AWS Glue
Glue is the data preparation layer that discovers source data, organizes schema, and transforms it for downstream analytics stores. It combines cataloging and ETL so a data lake remains queryable instead of degrading into raw files.
▶Architecture Diagram
📊 Data FlowDashed line animations indicate the flow direction of data or requests
An S3 bucket can be full of files, but if table schemas and partitions drift everywhere, query tools keep reading the same data differently. Without a preparation layer that discovers, normalizes, and transforms the raw data, the lake quickly degrades into a file dump.
Early data pipelines had batch scripts and table definitions scattered across multiple locations, making maintenance difficult. This is why services like Glue, which unify schema catalogs and ETL, became important.
Glue discovers schemas with crawlers to build a Data Catalog, transforms data with ETL jobs, and delivers output to S3 or Redshift. It stores metadata in Glue Data Catalog and can run preparation work with Spark, PySpark, Python, or Ray engines, which makes file-based data much easier to query through Athena afterward.

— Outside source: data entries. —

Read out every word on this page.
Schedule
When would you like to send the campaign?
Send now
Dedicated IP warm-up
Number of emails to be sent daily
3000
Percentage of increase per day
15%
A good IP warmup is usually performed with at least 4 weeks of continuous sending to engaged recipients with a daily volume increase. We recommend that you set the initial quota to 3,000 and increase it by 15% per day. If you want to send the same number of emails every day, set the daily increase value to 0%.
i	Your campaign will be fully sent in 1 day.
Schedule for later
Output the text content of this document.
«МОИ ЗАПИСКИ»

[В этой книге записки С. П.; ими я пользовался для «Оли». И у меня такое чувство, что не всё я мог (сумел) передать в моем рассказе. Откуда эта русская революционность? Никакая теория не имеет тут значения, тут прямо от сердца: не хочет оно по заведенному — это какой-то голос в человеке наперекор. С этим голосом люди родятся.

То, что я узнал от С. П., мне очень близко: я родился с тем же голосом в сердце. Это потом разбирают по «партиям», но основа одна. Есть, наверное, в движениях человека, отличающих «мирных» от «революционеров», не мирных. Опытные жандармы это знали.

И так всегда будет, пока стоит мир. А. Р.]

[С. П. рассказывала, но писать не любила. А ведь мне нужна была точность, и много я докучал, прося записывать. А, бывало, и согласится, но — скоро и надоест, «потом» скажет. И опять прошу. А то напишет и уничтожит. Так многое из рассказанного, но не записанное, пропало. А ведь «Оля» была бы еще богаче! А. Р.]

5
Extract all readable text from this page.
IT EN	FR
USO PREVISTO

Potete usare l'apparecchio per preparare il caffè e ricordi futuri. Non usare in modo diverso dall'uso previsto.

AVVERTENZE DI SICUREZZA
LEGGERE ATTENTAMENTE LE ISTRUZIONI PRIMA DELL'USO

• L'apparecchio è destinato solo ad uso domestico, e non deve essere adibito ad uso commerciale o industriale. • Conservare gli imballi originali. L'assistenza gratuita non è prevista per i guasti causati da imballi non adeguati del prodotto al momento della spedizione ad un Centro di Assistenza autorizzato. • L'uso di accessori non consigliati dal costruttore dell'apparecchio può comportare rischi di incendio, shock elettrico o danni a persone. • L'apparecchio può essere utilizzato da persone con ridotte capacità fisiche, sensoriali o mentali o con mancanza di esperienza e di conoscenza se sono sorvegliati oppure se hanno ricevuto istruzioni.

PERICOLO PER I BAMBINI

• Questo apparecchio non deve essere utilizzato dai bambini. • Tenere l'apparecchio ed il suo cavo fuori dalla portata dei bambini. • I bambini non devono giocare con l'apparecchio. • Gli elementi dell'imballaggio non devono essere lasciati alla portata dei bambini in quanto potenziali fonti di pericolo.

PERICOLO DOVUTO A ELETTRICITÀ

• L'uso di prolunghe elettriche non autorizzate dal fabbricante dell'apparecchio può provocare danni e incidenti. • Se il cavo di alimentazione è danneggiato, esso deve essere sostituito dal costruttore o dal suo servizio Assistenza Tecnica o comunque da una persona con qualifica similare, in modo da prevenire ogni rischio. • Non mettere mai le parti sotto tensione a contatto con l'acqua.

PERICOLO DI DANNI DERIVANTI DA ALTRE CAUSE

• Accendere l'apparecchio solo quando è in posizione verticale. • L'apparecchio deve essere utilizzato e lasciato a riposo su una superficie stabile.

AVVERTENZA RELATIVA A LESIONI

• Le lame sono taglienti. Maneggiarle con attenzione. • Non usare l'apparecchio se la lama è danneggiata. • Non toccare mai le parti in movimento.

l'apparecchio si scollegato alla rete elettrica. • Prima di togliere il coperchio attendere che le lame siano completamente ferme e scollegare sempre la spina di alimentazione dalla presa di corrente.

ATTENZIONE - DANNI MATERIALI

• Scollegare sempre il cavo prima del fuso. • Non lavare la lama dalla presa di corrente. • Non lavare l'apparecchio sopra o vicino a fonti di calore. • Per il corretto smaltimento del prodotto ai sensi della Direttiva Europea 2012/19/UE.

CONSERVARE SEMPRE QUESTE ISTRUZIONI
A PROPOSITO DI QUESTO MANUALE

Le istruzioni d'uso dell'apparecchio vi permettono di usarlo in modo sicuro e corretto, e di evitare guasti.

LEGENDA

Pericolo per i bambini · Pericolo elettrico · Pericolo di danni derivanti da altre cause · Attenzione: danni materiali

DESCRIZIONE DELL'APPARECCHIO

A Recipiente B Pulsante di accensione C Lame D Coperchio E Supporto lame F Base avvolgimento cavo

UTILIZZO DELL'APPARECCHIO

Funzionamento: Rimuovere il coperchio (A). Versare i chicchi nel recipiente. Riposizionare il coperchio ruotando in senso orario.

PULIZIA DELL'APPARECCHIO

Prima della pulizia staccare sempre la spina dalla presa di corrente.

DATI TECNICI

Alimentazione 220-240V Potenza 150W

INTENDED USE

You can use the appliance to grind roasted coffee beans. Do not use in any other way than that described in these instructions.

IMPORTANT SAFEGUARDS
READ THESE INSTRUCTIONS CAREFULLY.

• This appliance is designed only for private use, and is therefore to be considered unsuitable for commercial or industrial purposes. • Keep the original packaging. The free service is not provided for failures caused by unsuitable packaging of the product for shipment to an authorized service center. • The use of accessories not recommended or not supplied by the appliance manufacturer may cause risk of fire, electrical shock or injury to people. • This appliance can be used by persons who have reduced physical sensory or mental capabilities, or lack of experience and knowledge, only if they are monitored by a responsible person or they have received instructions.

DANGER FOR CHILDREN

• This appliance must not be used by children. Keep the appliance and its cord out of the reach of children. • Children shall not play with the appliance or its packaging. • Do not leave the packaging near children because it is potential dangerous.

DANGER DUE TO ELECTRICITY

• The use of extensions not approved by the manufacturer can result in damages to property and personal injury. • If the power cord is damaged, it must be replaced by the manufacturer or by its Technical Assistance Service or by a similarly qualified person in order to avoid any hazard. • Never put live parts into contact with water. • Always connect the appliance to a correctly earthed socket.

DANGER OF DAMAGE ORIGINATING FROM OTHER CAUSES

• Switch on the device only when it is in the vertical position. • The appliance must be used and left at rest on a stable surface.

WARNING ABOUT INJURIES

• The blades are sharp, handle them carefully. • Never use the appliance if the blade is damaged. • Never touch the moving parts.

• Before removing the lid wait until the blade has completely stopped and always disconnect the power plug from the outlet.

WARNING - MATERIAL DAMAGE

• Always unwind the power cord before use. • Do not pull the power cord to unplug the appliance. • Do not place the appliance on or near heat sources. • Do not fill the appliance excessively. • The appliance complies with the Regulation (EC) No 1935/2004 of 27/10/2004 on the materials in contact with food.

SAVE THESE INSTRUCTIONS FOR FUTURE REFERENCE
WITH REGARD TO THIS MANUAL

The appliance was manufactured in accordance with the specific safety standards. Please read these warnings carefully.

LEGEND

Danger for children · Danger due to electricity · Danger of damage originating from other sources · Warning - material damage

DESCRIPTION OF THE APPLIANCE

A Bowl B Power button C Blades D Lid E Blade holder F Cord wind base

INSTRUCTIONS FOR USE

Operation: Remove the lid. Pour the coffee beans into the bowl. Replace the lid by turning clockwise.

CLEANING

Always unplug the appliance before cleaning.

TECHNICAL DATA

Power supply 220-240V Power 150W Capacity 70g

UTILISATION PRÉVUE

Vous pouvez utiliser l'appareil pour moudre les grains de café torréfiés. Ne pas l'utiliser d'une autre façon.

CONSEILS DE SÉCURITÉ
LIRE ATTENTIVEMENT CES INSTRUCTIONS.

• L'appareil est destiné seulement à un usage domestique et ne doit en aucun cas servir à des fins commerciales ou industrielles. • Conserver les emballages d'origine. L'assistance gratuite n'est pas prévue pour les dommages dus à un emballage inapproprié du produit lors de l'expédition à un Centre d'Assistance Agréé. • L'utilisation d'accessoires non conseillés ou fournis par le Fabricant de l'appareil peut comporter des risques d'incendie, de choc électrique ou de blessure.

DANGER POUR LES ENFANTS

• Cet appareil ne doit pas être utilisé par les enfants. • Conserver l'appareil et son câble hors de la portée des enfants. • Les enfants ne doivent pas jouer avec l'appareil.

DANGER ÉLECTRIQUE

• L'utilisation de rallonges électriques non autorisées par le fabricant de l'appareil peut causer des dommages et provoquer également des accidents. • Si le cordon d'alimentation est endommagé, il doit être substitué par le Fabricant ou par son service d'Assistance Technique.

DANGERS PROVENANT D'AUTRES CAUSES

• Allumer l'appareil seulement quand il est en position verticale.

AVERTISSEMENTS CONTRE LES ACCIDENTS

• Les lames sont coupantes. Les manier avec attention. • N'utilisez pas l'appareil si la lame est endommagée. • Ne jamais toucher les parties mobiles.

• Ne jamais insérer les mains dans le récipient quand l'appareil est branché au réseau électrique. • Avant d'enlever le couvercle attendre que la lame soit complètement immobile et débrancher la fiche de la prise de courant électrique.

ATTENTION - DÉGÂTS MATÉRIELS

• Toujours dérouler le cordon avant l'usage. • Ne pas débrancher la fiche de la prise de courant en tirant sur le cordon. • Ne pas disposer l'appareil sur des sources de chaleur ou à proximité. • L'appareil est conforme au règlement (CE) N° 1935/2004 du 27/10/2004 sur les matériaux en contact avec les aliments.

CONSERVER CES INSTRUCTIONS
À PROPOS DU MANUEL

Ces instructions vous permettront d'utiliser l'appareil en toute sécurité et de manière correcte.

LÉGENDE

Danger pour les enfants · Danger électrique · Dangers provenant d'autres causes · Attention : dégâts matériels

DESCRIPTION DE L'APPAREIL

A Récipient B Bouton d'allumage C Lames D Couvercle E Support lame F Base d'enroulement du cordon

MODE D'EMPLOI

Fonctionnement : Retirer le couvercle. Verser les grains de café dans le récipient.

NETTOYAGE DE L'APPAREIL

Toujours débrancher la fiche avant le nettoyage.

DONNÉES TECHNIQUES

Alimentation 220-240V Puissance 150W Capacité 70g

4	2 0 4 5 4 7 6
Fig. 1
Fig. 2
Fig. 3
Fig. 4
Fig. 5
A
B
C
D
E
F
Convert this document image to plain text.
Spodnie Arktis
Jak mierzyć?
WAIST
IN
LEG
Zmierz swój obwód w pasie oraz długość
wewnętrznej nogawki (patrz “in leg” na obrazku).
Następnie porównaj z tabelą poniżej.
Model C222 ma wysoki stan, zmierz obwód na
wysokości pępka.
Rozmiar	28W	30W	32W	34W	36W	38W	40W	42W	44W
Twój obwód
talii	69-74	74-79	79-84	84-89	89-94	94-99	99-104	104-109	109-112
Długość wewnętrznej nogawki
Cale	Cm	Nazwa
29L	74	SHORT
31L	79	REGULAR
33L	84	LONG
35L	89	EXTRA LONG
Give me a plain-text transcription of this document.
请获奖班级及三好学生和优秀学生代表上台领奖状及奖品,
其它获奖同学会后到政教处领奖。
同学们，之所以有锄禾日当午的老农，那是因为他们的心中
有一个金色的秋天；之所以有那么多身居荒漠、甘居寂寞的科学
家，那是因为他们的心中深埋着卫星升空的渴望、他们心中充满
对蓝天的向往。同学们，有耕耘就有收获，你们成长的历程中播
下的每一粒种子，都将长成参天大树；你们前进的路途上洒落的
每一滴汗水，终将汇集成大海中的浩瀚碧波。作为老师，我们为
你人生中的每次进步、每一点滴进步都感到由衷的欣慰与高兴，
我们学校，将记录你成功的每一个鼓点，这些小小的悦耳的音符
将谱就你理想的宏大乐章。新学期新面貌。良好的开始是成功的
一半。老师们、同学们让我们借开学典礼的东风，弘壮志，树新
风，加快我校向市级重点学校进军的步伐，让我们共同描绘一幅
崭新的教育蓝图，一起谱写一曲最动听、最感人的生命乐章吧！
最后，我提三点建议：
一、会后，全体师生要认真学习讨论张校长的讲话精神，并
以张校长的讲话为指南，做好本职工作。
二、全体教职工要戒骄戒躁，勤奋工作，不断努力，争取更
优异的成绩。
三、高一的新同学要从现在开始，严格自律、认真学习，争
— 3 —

Glue and Athena are both close to the data lake, but their roles differ. Glue handles metadata cleanup and ETL preparation, while Athena is strong at querying the results with SQL. If the problem is cataloging schemas and transforming data, look at Glue; if the problem is querying data that already exists, look at Athena.
Well-suited for data lake cleansing, schema discovery, batch transformations, and warehouse loading preparation. Not a good fit when the goal is simply exploring data with SQL without transformation.